Com o tempo, logo os pais viram que não havia motivo para tanta angústia — Haerin fazia amigos com certa facilidade, mesmo que poucos. Tinha seu grupo social estabelecido, mandava mensagens de texto para as amigas constantemente e, ao contrário do esperado, era consideravelmente popular na escola. Um pouco mais velha, tinha até feito a proeza de conseguir um namorado. Doce, inteligente, confiável e compreensivo, ele parecia ter saído diretamente dos seus sonhos mais secretos, como se tivesse sido feito sob medida para ela. Com o incentivo dele, Haerin tinha até se tornado mais extrovertida. Parecia bom demais para ser verdade.
Agora, gostaria de voltar ao tempo e dizer a si mesma que com certeza era bom demais para ser verdade. Nada conseguia ser tão maravilhoso assim, sinal claro de que havia algo errado que ela não estava enxergando. Pensa direito, Haerin, diria a si mesma. No fundo, sabia que não havia como antecipar que um namorado tão gentil e amável vazaria suas fotos íntimas como se não fosse nada demais, mas isso não era capaz de a fazer se sentir menos idiota. Deveria ter previsto aquilo acontecendo de alguma forma, e deveria ter feito algo para impedir. Se seu pai descobrisse... Se sua mãe preferisse se afastar por causa disso... Não preferia nem pensar em como suas relações familiares ficariam. Se antes era reservada, agora queria ser uma pessoa completamente fechada, tão afastada de tudo que ninguém poderia tentar a machucar.

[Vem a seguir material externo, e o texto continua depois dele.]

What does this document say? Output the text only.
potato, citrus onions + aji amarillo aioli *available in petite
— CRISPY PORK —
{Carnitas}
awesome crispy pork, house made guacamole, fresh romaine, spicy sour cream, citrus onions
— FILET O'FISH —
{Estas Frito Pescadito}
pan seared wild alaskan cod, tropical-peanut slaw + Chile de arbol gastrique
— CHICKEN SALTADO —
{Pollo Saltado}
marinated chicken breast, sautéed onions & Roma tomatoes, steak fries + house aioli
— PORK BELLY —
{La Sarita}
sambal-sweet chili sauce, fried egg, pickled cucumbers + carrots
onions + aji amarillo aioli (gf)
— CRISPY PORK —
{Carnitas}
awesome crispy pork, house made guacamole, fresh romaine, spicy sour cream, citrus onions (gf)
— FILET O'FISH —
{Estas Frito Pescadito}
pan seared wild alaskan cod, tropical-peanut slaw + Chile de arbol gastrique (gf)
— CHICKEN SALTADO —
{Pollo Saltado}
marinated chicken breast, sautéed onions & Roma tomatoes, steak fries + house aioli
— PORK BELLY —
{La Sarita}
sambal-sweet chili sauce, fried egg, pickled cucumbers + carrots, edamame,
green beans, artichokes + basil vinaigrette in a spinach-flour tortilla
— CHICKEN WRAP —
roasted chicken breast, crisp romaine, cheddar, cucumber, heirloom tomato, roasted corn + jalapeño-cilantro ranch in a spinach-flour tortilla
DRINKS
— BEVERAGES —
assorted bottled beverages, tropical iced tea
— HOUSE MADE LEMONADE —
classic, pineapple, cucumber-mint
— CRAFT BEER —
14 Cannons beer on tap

Falar sobre o assunto doía, mas estava disposta a discutir sobre mais uma única vez para poder resolver a situação. Haerin já tinha escutado diversas fofocas sobre o caso de Jinri certas vezes, mas nunca pensara que um dia falaria com a garota sobre isso. Se aproximou assim que notou que ela estava sozinha, usando a bolsa que levava para todo lugar como apoio. No mínimo, esperava que Jinri não fizesse pouco caso dela por ter sido tão ingênua, mesmo que não pudesse a ajudar. Tinham passado pelo mesmo trauma, afinal. “Ei... Jinri, certo?” Tentou sorrir de uma maneira simpática, estendendo a mão. “Meu nome é Haerin. Preciso falar com você.”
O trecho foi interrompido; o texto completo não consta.